Paintings in Egyptian tombs depict walled gardens criss-crossed with irrigation channels and planted with fruit trees and vines. In Persia, these same elements formed the basis of the classical chahar-bagh, or fourfold garden, so called because of its formal quadripartite structure centred on a central pool or fountain. Extending from this fountain and dividing the garden into four equal parts were four straight streams, reminiscent of the agricultural irrigation channels found in ancient Egyptian gardens. The Muslims who first encountered this formal garden style were reminded of the verses in the Quran that described paradise – or heaven – as a garden. While this concept of heaven is also found in both the Torah and the Bible it is in the Quran that paradise is most precisely pictured as an enclosed garden “underneath which rivers flow”, where there shall be “repose and peace” for the faithful in shaded groves of abundant fruit trees. It is not surprising, then, that the gardens based on the chahar-bagh design were quickly adopted and developed in the Islamic world and soon cities such as Damascus were endowed with many beautiful examples of them. These gardens assumed a special spiritual space in the Muslim psyche and became prime examples of inward-looking sacred art, places in which to remember God even as they were also living spaces where families and their friends relaxed, socialised, ate and made ablutions.
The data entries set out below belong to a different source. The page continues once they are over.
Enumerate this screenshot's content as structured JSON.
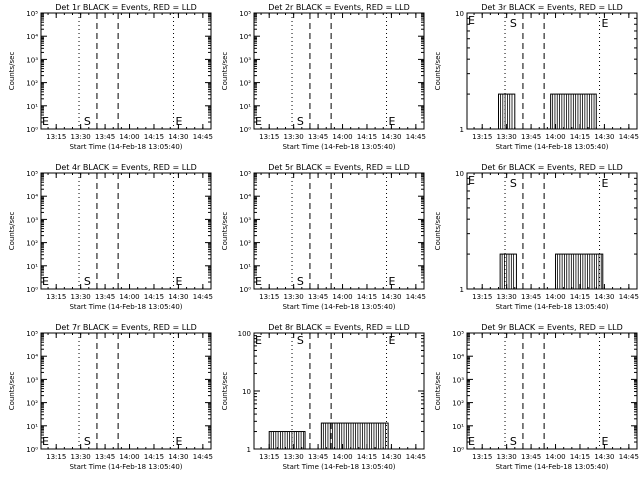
{
  "figure": {
    "xtitle": "Start Time (14-Feb-18 13:05:40)",
    "ylabel": "Counts/sec",
    "xticks": [
      "13:15",
      "13:30",
      "13:45",
      "14:00",
      "14:15",
      "14:30",
      "14:45"
    ],
    "line_color": "#000000"
  },
  "chart_data": [
    {
      "type": "line",
      "title": "Det 1r BLACK = Events, RED = LLD",
      "scale": "log",
      "yticks": [
        "10⁰",
        "10¹",
        "10²",
        "10³",
        "10⁴",
        "10⁵"
      ],
      "markers": {
        "E_left": "E",
        "S": "S",
        "E_right": "E"
      },
      "series": []
    },
    {
      "type": "line",
      "title": "Det 2r BLACK = Events, RED = LLD",
      "scale": "log",
      "yticks": [
        "10⁰",
        "10¹",
        "10²",
        "10³",
        "10⁴",
        "10⁵"
      ],
      "markers": {
        "E_left": "E",
        "S": "S",
        "E_right": "E"
      },
      "series": []
    },
    {
      "type": "line",
      "title": "Det 3r BLACK = Events, RED = LLD",
      "scale": "log10",
      "yticks": [
        "1",
        "10"
      ],
      "markers": {
        "E_left": "E",
        "S": "S",
        "E_right": "E"
      },
      "series": [
        {
          "segments": [
            {
              "t0": "13:25",
              "t1": "13:35",
              "level": 2
            },
            {
              "t0": "13:57",
              "t1": "14:25",
              "level": 2
            }
          ]
        }
      ]
    },
    {
      "type": "line",
      "title": "Det 4r BLACK = Events, RED = LLD",
      "scale": "log",
      "yticks": [
        "10⁰",
        "10¹",
        "10²",
        "10³",
        "10⁴",
        "10⁵"
      ],
      "markers": {
        "E_left": "E",
        "S": "S",
        "E_right": "E"
      },
      "series": []
    },
    {
      "type": "line",
      "title": "Det 5r BLACK = Events, RED = LLD",
      "scale": "log",
      "yticks": [
        "10⁰",
        "10¹",
        "10²",
        "10³",
        "10⁴",
        "10⁵"
      ],
      "markers": {
        "E_left": "E",
        "S": "S",
        "E_right": "E"
      },
      "series": []
    },
    {
      "type": "line",
      "title": "Det 6r BLACK = Events, RED = LLD",
      "scale": "log10",
      "yticks": [
        "1",
        "10"
      ],
      "markers": {
        "E_left": "E",
        "S": "S",
        "E_right": "E"
      },
      "series": [
        {
          "segments": [
            {
              "t0": "13:26",
              "t1": "13:36",
              "level": 2
            },
            {
              "t0": "14:00",
              "t1": "14:29",
              "level": 2
            }
          ]
        }
      ]
    },
    {
      "type": "line",
      "title": "Det 7r BLACK = Events, RED = LLD",
      "scale": "log",
      "yticks": [
        "10⁰",
        "10¹",
        "10²",
        "10³",
        "10⁴",
        "10⁵"
      ],
      "markers": {
        "E_left": "E",
        "S": "S",
        "E_right": "E"
      },
      "series": []
    },
    {
      "type": "line",
      "title": "Det 8r BLACK = Events, RED = LLD",
      "scale": "log100",
      "yticks": [
        "1",
        "10",
        "100"
      ],
      "markers": {
        "E_left": "E",
        "S": "S",
        "E_right": "E"
      },
      "series": [
        {
          "segments": [
            {
              "t0": "13:15",
              "t1": "13:37",
              "level": 2
            },
            {
              "t0": "13:47",
              "t1": "14:28",
              "level": 2.8
            }
          ]
        }
      ]
    },
    {
      "type": "line",
      "title": "Det 9r BLACK = Events, RED = LLD",
      "scale": "log",
      "yticks": [
        "10⁰",
        "10¹",
        "10²",
        "10³",
        "10⁴",
        "10⁵"
      ],
      "markers": {
        "E_left": "E",
        "S": "S",
        "E_right": "E"
      },
      "series": []
    }
  ]
}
‘Outside rooms’ in old Damascus
The traditional courtyard gardens of Damascus are some of the most beautiful of their type in the world. Famed in the ancient world as a bountiful city of orchards, Damascus was built in a lush oasis fed by clear streams gushing down from the surrounding mountains and it became an early centre of the Islamic world. Unfortunately little remains of this greenery nowadays, except of course in the domestic courtyard gardens that have survived in old Damascus, and what jewels these are! Ranging in size from a mere 5 x 5m in humble dwellings to a grand 25 x 20m in palaces, these courtyard gardens perhaps exemplify the original ‘outside room’ concept that is becoming so popular today.
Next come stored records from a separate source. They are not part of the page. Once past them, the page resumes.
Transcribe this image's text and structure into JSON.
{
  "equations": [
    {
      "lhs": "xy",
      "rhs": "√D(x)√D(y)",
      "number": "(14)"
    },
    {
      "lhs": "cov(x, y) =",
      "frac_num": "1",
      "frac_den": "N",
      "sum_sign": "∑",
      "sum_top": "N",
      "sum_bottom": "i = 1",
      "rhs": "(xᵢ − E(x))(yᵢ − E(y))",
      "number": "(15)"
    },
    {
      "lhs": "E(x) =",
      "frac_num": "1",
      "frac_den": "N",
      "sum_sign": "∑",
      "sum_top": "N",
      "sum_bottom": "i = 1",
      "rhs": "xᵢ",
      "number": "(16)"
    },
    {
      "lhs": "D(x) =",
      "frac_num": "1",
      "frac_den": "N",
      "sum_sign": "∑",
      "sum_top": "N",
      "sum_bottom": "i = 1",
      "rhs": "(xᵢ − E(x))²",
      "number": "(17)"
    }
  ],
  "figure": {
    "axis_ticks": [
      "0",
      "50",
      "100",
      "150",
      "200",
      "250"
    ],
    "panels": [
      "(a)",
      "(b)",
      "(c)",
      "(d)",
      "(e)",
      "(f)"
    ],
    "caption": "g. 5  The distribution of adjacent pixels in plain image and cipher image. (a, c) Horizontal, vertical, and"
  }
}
The English word ‘paradise’ comes from the Persian ‘pairidaeza’ – ‘pairi’ meaning ‘around’ and ‘daeza’ meaning ‘wall’
Enclosed by the walls of the house (or palace), the private courtyard garden was essentially the hub of the home, the place to relax outdoors in a cool, sheltered environment that revived the body, spirit and soul. Care would be taken to position the seating area in that part of the courtyard that was shaded from the summer sun. In larger courtyards trees also provided shade. In a very real sense, the courtyard garden also functioned as a living lung: purifying and cooling the air in the core of the home – a masterful meeting of form and function!
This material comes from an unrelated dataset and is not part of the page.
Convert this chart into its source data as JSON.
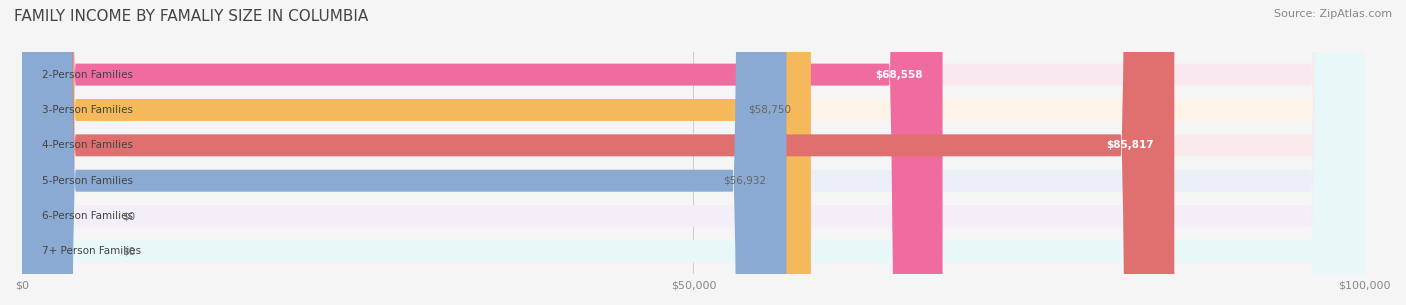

Besides shade, the other crucial element in a Damascus courtyard garden is water. In keeping with the classical chahar-bagh form, a still pool or gurgling fountain is always found at the centre of the courtyard. Not only does the presence of moving water cool the air, it also – more crucially – imbues the garden with profound spiritual symbolism. In Islam, as in Christianity and other religious traditions, water symbolises life, purity and spiritual rebirth. It is easy to understand how this association developed when you consider how arid most of the Middle East is, and how oases literally represented survival in the desert. For this reason even the most humble fountain will remind the faithful Muslim of the paradise promised in the afterlife, and will invite spiritual introspection.
Rumi, The Masnavi, Bk IV
In the Damascus courtyard garden plants are overshadowed by the hard geometric elements, however, this does not mean they are unimportant. They are used to soften the space and provide a degree of informality in an otherwise very formal garden. Preferred plants are usually edible (in the form of fruit trees and herbs) or fragrant, but those that provide a feast for the eyes are also included. Besides being practical gardens that feed the soul, they are also gardens that feed the senses, even in the most subtle of ways. The soft gurgling of the central fountain calms the spirit with ‘white sound’, the touch of cool water refreshes it, the fragrance of roses and jasmine lifts it, the taste of sweet fruit nourishes it and the sight of exquisitely formed flowers excites it to a higher plane.
There are many lessons we South African gardeners can learn from the traditional Damascus courtyard garden. Perhaps of first importance is the way they can remind us that form and function should be perfectly balanced in any good garden design: a living garden is something truly lived in by people, an important part of the home and not a decorative afterthought. In sunny South Africa we have wonderful opportunities to bring the outdoors inside by using patios, courtyards and gazebos, to create ‘outdoor rooms’ in which we can entertain or relax by ourselves, to make our gardens truly functional parts of our homes. Now that more and more of us live in high density, and hopefully more secure housing developments, the need for privacy in our gardens will surely also increase. Again, the classical Damascus courtyard garden, which was designed to create a private oasis for the family, is surely instructive and inspirational. Lastly, let us never forget that the truly living garden is also always a place of spiritual nourishment.